In women, increasing mGluR3 levels improved memory in older women, and decreasing them decreased memory in younger women. In men, reducing mGluR3 improved memory and increasing its levels had no effect. “Therapeutics that affect astrocytic receptors may induce sex-specific cognitive effects in part due to the divergent roles of astrocytes in men and women,” said Dr. Anna Orr.

Better pedagogy for LLMs

By training LLMs with a new modality that is similar to language training in the human brain, researchers at Hong Kong Polytechnic University have developed AI models that are more similar to humans. Current LLM training is designed around contextual word prediction. Instead, the researchers examined next-sentence prediction tasks, simulating discourse-level comprehension in the human brain to evaluate the coherence of a few sentences.

They trained two models, one with NSP enhancement and one without. They were also trained in standard word prediction. The researchers compared patterns from the models with fMRI data collected from people reading connected or disconnected sentences. The model with NSP training better matched human brain activity than the LLM without NSP training. The researchers hope to create new training modalities for LLMs that don’t rely solely on a huge corpus of text to achieve intelligent results.

Music, speech distinguish

People are able to distinguish the sounds of music from speech and concentrate closely on speech in an environment with music. An international team of researchers has mapped the process in a study that could improve therapeutic programs that use music to help people with aphasia regain the ability to speak.

The researchers played sound clips to study participants, who were told they would hear noise-masked speech or music, and asked to distinguish them. As participants sorted hundreds of clips, the researchers tracked the extent to which speed and regularity affected their judgments.
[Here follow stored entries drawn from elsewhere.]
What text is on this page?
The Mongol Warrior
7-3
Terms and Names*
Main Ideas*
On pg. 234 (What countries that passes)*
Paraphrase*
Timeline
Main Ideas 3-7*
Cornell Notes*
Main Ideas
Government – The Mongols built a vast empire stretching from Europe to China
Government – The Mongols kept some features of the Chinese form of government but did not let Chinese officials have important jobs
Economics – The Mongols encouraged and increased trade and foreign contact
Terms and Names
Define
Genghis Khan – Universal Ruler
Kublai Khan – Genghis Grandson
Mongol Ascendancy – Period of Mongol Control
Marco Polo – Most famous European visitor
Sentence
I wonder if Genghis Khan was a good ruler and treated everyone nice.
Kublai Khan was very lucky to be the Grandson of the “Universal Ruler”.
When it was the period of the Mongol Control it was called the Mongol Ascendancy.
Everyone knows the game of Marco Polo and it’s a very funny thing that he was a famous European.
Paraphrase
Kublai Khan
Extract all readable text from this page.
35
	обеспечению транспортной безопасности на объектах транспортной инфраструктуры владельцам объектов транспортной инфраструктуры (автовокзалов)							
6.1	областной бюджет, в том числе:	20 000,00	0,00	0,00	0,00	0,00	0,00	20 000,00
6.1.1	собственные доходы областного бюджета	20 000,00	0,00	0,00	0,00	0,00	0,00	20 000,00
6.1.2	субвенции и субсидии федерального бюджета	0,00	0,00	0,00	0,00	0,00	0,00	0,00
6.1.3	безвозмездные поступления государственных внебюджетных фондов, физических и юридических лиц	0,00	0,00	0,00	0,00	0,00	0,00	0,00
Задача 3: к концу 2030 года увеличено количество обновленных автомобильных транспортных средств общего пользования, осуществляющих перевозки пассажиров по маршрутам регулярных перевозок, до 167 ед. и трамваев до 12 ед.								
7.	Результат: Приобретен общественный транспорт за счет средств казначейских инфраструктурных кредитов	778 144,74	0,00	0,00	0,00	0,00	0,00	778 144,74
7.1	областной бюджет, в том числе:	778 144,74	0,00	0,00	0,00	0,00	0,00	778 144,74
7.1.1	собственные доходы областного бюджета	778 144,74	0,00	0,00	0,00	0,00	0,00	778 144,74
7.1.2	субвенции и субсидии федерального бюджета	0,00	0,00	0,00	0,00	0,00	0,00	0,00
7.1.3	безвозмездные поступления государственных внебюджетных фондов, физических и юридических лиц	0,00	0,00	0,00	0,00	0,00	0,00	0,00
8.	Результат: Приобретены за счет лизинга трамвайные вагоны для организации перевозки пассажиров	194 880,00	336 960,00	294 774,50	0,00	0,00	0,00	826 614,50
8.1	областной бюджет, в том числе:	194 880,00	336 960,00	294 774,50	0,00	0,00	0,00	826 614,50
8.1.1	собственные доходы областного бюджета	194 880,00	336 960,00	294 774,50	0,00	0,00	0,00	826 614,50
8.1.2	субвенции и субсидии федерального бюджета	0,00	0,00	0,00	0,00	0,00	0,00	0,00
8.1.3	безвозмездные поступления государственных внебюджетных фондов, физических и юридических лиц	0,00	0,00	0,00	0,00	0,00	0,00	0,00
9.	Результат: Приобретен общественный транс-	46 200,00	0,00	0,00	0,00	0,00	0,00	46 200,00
According to the researchers, the brain uses simple acoustic parameters to distinguish speech from music. They found that slower, more stable sound samples with random noise sound more like music, while fast, irregular samples sound more like speech. Specifically, speech is two to three times faster than most music. Furthermore, the changes in volume (or amplitude modulation, if you want to impress a peer reviewer) are stable in music, while the volume of human speech changes frequently.